Courts - "Supreme Court Enters the YouTube Era "

Adam Liptak's column in tomorrow's NYT will be titled "Supreme Court Enters the YouTube Era ." The article begins:

The Supreme Court is entering the YouTube era.

The first citation in a petition filed with the court last month, for instance, was not to an affidavit or legal precedent but rather to a video link. The video shows what is either appalling police brutality or a measured response to an arrested man’s intransigence — you be the judge.

Such evidence verité has the potential to unsettle the way appellate judges do their work, according to a new study in The Harvard Law Review. If Supreme Court justices can see for themselves what happened in a case, the study suggests, they may be less inclined to defer to the factual findings of jurors and to the conclusions of lower-court judges.

In 2007, for instance, the Supreme Court considered the case of a Georgia man who was paralyzed when his car was rammed by the police during a high-speed chase. The chase was recorded by a camera on the squad car’s dashboard, and that video dominated the court’s analysis.

The 70-page, Jan. 2009 Harvard Law Review article, "WHOSE EYES ARE YOU GOING TO BELIEVE? SCOTT V. HARRIS AND THE PERILS OF COGNITIVE ILLIBERALISM," by Dan M. Kahan, David A. Hoffman, and Donald Braman, is available here. More from the NYT column:
The court posted the video on its Web site. “I suggest that the interested reader take advantage of the link in the court’s opinion and watch it,” Justice Breyer said in a concurrence.
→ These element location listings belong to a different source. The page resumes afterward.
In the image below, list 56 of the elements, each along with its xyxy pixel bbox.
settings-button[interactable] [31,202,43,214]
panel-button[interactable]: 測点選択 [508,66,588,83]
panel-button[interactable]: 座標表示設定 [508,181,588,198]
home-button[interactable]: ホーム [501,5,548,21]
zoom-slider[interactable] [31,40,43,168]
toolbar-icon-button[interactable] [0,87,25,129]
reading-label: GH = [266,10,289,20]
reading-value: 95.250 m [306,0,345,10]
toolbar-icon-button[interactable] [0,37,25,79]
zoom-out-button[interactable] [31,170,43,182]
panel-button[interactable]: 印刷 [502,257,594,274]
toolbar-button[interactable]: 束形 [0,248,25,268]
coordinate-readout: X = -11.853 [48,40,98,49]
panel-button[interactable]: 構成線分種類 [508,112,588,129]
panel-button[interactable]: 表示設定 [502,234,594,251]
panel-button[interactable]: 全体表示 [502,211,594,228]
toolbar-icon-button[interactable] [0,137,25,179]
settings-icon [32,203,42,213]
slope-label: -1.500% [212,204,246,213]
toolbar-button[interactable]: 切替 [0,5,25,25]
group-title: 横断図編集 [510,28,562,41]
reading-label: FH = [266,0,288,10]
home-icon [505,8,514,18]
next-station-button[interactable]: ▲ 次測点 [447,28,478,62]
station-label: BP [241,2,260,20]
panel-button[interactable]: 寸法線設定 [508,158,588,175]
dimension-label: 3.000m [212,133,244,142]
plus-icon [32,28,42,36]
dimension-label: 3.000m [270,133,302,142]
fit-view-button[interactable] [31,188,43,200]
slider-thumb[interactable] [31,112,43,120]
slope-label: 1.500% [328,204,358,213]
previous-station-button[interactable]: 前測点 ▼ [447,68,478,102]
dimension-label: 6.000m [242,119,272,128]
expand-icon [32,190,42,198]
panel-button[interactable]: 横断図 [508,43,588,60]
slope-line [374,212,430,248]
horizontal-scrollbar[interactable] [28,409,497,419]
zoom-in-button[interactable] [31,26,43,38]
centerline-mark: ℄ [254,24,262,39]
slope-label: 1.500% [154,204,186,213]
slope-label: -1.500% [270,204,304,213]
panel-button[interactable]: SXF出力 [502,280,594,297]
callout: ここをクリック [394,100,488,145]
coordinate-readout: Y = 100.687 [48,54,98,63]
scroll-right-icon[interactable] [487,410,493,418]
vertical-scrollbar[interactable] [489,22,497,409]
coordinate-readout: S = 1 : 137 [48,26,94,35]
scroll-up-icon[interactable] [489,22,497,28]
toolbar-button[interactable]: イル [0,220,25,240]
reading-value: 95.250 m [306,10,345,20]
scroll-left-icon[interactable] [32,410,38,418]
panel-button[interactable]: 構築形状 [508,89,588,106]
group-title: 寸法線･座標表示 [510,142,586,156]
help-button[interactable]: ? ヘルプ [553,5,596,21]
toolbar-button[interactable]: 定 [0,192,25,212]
Three law professors accepted that invitation and made it the basis of an interesting study published in January in The Harvard Law Review. They showed the video to 1,350 people, who mostly saw things as the justices did. Three-quarters of them thought the use of potentially deadly force by the police was justified by the risk Mr. Harris’s driving posed.

But African-Americans, liberals, Democrats, people who don’t make much money and those who live in the Northeast were, the study found, “much more likely to see the police, rather than Harris, as the source of the danger posed by the flight and to find the deliberate ramming of Harris’s vehicle unnecessary to avert risk to the public.”

Video creates a danger, the study said, of “decision-making hubris” by judges.

Many judges do not seem to understand, said Jessica Silbey, a law professor at Suffolk University in Boston, that video is not categorical or irrefutable proof like DNA but only a partial, volatile and dangerously persuasive account of what happened.